Vitronic tests sensor tech in Hamburg

Vitronic aims to improve VRU safety using V2X on German city's real-world 'test' track
Detection, Monitoring & Machine Vision / May 24, 2021
By Ben Spencer
Vitronic Test Track for Automated and Connected Driving K94 junction
Victronic says a camera installed on a light pole will record the flow of traffic (image credit: Vitronic)

Vitronic has installed sensor technology in Hamburg aimed at optimising traffic flow and protecting vulnerable road users (VRUs).

The vision technology firm is using the German city's Test Track for Automated and Connected Driving (TAVF), a network of public roads containing various installations for the use of Infrastructure to Vehicle and Vehicle to Infrastructure communications.
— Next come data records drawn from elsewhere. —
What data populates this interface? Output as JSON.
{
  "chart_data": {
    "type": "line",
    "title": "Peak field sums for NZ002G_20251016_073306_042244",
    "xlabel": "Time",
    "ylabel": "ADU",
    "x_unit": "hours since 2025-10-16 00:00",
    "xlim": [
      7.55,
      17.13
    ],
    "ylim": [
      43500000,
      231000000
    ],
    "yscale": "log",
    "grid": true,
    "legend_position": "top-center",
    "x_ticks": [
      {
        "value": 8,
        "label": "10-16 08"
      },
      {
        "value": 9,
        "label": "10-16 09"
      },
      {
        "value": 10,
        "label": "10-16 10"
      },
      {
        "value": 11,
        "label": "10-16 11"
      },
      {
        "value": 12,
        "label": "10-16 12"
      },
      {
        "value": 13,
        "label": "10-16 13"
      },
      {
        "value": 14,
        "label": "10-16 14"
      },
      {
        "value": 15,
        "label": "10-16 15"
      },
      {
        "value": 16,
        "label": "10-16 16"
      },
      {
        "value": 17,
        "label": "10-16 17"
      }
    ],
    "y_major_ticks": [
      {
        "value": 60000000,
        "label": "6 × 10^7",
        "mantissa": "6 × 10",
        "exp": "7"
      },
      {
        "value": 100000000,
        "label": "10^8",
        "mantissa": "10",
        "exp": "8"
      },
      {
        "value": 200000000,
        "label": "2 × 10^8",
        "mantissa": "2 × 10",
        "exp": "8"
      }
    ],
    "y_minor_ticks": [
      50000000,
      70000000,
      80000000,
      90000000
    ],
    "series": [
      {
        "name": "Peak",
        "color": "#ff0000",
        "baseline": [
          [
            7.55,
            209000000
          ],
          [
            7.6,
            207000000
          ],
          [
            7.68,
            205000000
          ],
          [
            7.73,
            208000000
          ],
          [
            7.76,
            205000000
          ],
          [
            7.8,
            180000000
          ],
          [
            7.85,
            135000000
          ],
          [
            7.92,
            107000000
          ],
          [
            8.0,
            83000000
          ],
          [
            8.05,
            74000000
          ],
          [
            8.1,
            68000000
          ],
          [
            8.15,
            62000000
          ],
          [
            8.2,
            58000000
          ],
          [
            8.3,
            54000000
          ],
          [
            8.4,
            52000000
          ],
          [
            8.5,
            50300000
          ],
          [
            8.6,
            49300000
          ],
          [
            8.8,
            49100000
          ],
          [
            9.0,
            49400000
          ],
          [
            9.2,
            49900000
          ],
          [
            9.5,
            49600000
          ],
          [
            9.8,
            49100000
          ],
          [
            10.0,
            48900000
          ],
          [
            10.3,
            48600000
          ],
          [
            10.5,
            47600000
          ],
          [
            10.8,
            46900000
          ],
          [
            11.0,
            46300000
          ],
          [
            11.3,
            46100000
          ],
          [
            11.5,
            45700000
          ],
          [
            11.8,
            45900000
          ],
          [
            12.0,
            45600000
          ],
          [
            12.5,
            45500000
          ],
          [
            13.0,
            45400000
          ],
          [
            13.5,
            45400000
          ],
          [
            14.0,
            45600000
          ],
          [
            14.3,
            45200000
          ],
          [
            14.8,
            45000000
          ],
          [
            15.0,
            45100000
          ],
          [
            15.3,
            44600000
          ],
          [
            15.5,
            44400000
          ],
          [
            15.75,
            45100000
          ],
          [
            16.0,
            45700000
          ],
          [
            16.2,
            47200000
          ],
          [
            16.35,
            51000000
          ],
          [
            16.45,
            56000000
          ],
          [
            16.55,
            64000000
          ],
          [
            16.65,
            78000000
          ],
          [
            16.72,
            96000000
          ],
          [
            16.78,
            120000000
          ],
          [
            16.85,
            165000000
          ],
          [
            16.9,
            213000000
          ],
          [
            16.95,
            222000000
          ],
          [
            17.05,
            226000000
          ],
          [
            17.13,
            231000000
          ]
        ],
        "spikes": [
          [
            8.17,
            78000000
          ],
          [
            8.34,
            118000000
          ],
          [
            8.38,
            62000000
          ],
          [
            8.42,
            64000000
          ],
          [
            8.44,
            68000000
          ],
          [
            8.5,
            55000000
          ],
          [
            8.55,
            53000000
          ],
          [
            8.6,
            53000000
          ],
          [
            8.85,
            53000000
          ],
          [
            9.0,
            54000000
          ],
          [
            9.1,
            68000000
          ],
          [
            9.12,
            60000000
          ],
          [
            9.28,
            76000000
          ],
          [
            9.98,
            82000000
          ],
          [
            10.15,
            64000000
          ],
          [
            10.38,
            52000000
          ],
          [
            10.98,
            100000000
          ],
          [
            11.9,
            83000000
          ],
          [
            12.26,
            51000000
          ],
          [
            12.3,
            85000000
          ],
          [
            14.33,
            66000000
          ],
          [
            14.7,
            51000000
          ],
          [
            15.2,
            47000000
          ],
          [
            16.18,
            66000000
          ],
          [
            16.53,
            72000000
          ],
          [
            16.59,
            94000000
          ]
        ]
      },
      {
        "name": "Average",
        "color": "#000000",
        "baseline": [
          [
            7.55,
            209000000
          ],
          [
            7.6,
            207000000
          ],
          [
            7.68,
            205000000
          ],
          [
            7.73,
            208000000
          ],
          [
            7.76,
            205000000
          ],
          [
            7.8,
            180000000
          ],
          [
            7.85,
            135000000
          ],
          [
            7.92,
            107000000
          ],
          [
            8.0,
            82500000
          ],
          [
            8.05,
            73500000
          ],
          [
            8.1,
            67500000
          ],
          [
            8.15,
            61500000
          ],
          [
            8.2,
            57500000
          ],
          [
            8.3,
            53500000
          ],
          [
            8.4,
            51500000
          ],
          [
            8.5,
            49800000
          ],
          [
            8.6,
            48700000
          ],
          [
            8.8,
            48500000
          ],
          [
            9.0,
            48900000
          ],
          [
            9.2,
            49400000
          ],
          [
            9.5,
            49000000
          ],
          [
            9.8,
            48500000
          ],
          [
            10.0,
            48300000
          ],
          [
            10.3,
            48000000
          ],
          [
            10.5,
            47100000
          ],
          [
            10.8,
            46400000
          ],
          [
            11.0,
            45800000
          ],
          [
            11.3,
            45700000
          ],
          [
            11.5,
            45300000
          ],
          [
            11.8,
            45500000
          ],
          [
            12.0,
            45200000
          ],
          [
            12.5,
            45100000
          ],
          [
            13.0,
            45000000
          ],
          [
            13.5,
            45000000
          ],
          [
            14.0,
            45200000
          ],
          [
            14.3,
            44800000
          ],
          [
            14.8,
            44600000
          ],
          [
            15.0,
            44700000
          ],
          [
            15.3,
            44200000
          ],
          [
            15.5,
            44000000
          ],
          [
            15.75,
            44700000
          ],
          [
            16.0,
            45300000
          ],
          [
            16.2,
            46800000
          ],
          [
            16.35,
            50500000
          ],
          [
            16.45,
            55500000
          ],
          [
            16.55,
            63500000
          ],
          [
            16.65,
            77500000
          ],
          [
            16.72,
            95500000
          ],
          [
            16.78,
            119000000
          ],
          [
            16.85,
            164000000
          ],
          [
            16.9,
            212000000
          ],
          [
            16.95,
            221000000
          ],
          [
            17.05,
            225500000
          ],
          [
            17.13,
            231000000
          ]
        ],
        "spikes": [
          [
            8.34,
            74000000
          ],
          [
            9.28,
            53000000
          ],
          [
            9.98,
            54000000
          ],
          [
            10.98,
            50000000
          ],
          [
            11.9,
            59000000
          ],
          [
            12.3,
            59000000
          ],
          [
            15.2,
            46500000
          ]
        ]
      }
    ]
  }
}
In addition to automated and connected driving functions, it also allows manufacturers and researchers to test ITS applications, safety and assistance systems - all in a real-life traffic environment.

The city is the location of October's ITS World Congress and Vitronic plans to present the results of its work there. 

It is testing the systems at what the company calls a 'danger point', the congested traffic junction K94.

A video camera was installed on an existing light pole to record the flow of traffic coming from Schröderstiftstraße in the direction of the K94 junction (Rentzelstraße / Schröderstiftstraße / An der Verbindungsbahn).

A second camera was fitted to a pillar located directly at the K94 junction.

Both cameras record the incoming traffic from the direction of Schröderstiftstraße. The real-time data collected is available for further processing by the traffic lights control processes at the K94 junction.

The aim is to optimise traffic light control so that waiting and travel times are reduced for all road users.

For example, green phases could be extended at peak times so that an increased number of cyclists and pedestrians can cross the road safely.

Additionally, Vitronic has installed two additional sensors and a 3D radar to increase traffic safety for VRUs in the area of the K94 junction. 

In the future, collective perception messages (CPM) could be sent to vehicles passing the intersection.

This would be intended to direct the attention of drivers or (semi-) autonomous vehicles to situations detected by the sensor system that are potentially dangerous for VRUs.

Position data of all traffic objects detected by the sensors can be continuously sent via CPM. Currently, the communication between the roadside unit and the on-board unit is being tested and improved.